Sometimes, our situation can be so hostile or unsupportive that in order to progress we have to get some space.  For me living in Utah was one of those environments.  I absolutely did not feel safe coming out about my gender issues there.  I had to get out of there to be able to feel safe to deal with my issues.  For some people this could mean changing jobs, moving away from home, changing roommates, or finding a new boyfriend.  A flower cannot grow properly in poor soil. 

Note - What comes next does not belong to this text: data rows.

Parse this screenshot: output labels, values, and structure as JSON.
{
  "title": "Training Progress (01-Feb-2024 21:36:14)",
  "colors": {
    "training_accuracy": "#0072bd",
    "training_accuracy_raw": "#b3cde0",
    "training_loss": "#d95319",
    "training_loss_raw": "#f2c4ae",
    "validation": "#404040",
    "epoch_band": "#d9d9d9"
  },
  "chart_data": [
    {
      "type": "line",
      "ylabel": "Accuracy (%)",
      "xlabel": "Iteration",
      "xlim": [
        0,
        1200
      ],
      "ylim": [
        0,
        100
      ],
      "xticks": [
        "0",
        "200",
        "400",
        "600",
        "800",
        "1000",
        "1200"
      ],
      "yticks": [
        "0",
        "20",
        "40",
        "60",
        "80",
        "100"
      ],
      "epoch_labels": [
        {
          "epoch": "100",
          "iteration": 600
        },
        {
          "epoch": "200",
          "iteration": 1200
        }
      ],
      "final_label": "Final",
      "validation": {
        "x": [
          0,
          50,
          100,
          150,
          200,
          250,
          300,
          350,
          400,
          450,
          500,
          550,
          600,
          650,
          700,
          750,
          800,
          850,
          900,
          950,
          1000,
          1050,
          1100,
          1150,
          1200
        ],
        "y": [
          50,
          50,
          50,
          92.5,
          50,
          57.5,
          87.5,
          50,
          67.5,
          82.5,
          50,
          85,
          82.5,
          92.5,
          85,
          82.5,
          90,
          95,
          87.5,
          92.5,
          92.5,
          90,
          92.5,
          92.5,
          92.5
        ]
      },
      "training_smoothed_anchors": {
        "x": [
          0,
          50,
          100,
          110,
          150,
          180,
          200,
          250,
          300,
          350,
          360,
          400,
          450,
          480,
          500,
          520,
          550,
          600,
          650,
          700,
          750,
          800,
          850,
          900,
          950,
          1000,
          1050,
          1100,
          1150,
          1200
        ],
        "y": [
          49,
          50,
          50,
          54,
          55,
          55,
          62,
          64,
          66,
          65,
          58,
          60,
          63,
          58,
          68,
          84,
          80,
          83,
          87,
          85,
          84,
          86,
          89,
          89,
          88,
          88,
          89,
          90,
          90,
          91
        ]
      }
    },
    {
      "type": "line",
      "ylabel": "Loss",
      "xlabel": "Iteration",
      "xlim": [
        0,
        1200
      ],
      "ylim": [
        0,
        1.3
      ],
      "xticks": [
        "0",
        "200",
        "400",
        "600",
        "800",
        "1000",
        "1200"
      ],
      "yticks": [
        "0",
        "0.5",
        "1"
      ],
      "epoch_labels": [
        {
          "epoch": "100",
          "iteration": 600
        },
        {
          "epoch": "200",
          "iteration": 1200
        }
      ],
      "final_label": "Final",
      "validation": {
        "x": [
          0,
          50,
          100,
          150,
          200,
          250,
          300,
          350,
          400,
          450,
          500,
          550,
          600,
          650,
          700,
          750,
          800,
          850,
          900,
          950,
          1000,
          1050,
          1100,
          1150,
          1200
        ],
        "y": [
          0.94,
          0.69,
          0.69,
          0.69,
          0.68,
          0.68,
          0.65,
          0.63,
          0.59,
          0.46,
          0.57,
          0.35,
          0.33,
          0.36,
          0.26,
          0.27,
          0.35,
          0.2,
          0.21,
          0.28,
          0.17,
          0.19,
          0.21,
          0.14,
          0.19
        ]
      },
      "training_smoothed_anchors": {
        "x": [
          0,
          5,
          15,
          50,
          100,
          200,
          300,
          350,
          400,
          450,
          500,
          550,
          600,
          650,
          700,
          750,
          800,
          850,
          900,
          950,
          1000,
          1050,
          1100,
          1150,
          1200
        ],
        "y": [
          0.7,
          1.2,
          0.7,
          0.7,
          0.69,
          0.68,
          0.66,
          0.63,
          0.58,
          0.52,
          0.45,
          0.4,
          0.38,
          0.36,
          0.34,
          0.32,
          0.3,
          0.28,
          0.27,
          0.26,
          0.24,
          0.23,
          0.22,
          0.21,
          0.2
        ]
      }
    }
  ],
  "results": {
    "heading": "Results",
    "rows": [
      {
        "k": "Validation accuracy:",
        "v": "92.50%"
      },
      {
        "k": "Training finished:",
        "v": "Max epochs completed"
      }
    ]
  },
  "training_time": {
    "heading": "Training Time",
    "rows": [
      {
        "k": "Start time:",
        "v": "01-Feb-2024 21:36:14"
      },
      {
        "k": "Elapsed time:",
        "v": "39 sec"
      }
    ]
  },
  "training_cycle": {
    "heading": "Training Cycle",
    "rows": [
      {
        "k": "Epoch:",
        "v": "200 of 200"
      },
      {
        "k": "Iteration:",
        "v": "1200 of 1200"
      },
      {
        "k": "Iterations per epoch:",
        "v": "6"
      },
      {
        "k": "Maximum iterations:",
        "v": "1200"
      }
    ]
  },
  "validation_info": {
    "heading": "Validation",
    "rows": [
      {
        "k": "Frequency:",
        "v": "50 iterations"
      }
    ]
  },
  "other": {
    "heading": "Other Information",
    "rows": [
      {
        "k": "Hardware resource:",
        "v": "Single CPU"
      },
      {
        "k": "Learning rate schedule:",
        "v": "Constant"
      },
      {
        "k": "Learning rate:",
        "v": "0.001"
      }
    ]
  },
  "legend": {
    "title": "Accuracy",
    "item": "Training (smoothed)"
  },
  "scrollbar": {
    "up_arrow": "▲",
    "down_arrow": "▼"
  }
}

The final thing I'd like to mention is the most difficult, but quite often the most profound way to overcome obstacles in our life.  Once we make a decision with our heart and commit ourselves to the concept fully, there is absolutely nothing that can stand in our way.  When achieving our goal is the most important thing to us, the other steps we need to take begin to fall in line naturally.  We immediately look for another path when one closes to us.  Reaching this level of certainty and clarity about a decision in our life is a rare thing.  It requires that we believe with absolute certainty that our goal is worth any pain and any risk we take to reach it.  I've noticed that many times in my life I've had to "decide" to do something more than once before I'm truly ready to commit myself to it fully.  However, the times in my life where I've reached this level of clarity, have achieved better results for me than any other effort I've put forward.  I continue looking until I find a way over and through every obstacle in my way. 

For me coming out as the woman I am was one of those moments.  I spent years inactive, depressed, uninsured, and lonely.  Within the last week, I've made many new friends, began an exercise routine, walked 10 miles to find health coverage, and I feel better than I have in over 10 years.  I've noticed that problems often tend to develop out of "root" problems, and attempting to address these auxiliary problems without addressing the root, is futile.  Because just like an unwanted dandelion, if you cut off a leaf it will always regrow or be replaced by a new one.

Regardless of the reasons, I do not believe there are ever obstacles that cannot be overcome with proper patience and hard work.  One of the most beautiful things about being human is that we always have choices in our lives, and that no matter how bleak, how hopeless, or how low we sink the ability to make positive changes in our own lives and the lives of those around us is inherent.  No power in existence has the ability to take away this very essence of our humanity.

I wish you all the best as you overcome roadblocks in your own lives.  Your existence is precious and you should always treat yourself as such.